– У всех твоих сверстников, сынок, семьи, дети. А ты никак не уймешься, и семью куда уж теперь заводить…
– У него в роду и завода такого не было, чтобы тихо и мирно плыть по течению и со всем мириться, и мы его не для спокойной жизни растили, – вступился за Дату Магали. – Чего же ты слезы льешь, не пойму?
Сколько раз приходилось мне слышать, как Магали говорил: что у Даты такая судьба – наша вина, винить больше в этом некого, и его беда прежде наша беда, а уж потом его.
Дата, конечно, знал, как относимся мы к его злосчастной судьбе, и это, конечно, не облегчало ни страданий его, ни раскаяния. Сердце его болело оттого, что нам приходится столько терпеть из-за него. А у нас на душе всегда камень лежал оттого, что Дата и сам несчастлив, и за нас болеет. Так или иначе он всегда чувствовал вину перед семьей, она мучила его неотступно, и кто знает, может быть, она-то и погнала его по доброй воле сесть в тюрьму.

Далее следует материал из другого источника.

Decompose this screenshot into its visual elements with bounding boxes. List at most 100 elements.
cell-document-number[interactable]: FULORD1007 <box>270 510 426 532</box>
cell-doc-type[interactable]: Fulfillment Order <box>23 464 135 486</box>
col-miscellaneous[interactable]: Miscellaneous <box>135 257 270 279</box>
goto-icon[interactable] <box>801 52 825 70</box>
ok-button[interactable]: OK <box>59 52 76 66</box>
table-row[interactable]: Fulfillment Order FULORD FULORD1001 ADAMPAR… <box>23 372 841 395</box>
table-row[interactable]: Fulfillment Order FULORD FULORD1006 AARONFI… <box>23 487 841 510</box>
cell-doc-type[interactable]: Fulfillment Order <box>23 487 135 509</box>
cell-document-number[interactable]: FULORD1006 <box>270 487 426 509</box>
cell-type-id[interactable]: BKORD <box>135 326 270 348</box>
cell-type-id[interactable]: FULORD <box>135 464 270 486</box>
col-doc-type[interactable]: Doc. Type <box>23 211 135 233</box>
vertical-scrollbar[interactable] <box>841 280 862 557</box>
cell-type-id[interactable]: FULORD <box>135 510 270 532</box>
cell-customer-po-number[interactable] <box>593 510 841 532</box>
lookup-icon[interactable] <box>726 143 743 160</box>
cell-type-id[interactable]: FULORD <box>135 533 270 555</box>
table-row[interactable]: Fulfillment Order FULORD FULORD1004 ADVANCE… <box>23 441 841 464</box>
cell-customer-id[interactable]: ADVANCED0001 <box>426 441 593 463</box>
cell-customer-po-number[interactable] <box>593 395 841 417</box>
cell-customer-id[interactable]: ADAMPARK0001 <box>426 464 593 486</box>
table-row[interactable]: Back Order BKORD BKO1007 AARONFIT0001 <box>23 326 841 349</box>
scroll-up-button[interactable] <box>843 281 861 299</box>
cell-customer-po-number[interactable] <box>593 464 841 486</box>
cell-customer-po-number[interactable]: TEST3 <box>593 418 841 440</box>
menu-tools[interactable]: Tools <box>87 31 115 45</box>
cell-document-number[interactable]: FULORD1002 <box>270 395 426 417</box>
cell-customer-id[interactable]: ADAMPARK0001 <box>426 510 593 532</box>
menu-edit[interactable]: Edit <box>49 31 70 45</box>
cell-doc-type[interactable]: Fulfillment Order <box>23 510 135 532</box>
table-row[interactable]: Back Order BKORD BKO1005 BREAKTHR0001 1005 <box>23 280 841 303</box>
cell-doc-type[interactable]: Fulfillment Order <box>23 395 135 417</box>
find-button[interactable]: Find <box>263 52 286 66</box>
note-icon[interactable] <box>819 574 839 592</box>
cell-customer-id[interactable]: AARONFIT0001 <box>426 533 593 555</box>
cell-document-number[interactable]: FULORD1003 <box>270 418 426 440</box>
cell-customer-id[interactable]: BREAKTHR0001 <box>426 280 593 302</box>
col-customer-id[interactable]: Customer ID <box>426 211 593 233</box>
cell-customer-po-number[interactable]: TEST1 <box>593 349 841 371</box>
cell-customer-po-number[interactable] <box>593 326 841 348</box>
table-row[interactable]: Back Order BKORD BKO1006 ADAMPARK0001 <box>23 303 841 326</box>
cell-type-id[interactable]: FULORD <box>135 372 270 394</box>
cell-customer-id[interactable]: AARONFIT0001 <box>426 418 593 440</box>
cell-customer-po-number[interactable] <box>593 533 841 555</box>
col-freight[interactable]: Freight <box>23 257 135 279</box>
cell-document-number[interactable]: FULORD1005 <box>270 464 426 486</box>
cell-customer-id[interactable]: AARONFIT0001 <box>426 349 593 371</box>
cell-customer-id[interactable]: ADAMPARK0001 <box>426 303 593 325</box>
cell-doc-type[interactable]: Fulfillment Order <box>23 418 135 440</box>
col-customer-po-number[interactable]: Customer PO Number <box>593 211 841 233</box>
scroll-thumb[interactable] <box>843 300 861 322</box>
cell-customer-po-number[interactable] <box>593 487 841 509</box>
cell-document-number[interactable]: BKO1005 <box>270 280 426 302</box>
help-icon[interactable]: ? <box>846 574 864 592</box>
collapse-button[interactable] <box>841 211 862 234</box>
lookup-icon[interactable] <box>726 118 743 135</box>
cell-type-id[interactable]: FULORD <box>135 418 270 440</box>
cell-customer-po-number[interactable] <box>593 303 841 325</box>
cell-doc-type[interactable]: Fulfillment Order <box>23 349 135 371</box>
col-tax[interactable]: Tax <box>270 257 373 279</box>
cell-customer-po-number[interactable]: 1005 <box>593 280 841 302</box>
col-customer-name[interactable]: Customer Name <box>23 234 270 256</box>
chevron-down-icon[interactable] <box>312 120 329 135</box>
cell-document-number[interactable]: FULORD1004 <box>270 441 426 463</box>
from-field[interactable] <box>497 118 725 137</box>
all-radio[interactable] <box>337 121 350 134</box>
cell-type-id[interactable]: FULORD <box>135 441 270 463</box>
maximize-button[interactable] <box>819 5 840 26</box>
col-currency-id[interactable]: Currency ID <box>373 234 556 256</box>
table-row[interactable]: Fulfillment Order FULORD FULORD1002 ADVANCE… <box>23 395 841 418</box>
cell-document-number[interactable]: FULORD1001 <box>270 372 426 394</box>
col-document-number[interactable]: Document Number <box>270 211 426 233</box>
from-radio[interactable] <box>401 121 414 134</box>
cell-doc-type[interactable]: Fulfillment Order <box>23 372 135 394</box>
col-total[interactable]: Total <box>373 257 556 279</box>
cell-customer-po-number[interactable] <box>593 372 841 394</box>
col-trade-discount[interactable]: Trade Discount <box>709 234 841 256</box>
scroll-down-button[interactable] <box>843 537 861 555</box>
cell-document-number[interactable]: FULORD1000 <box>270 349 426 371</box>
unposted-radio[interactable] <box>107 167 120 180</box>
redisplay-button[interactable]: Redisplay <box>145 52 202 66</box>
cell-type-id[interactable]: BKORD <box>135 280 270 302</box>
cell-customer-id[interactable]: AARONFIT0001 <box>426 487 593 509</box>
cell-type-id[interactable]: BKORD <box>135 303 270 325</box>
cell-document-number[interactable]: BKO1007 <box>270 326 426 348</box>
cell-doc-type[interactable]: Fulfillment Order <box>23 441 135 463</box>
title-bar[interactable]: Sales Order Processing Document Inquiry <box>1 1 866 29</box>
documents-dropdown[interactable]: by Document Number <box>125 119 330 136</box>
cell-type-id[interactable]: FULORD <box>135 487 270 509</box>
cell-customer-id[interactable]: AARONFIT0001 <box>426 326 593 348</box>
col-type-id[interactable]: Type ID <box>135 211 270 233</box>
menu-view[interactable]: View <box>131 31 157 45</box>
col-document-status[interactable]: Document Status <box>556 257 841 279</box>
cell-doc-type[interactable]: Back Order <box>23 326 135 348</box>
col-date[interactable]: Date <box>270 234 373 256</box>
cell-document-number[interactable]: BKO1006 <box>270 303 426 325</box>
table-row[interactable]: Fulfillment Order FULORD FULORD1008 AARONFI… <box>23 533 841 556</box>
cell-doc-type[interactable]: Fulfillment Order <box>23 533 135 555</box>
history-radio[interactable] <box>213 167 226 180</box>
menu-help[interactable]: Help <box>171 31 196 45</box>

Были к тому и другие причины. Не знаю даже, как объяснить… Еще две причины были… Или, вернее, случились как раз и то время два разговора, которые тоже могли толкнуть его в тюрьму. Один разговор произошел между игуменьей Ефимией, нашим отцом Магали и Датой… Я был при этом разговоре. Но была там еще другая монахиня, молодая послушница, состоявшая при игуменье. После смерти Ефимии она покинула монастырь. Женщина эта жива и по сей день и живет неподалеку отсюда. Ее зовут госпожа Саломе Базиерашвили-Одишариа. Видите ли, пока шел тот разговор, меня все время посылали то во двор, то наверх принести то-другое. Урывками, но я слышал, о чем говорили, а госпожа Саломе была неотлучно, помнит все до мелочей, и отлично помнит… Куда лучше меня. Я вас познакомлю с ней, и мы вместе вспомним уж все до конца… А другой разговор произошел между нашим отцом, Мушни и Датой. И при этом разговоре мне довелось быть и запомнить его. Хотите, я расскажу вам о нем сейчас, а могу – после, когда поговорим с госпожой Саломе. Как хотите…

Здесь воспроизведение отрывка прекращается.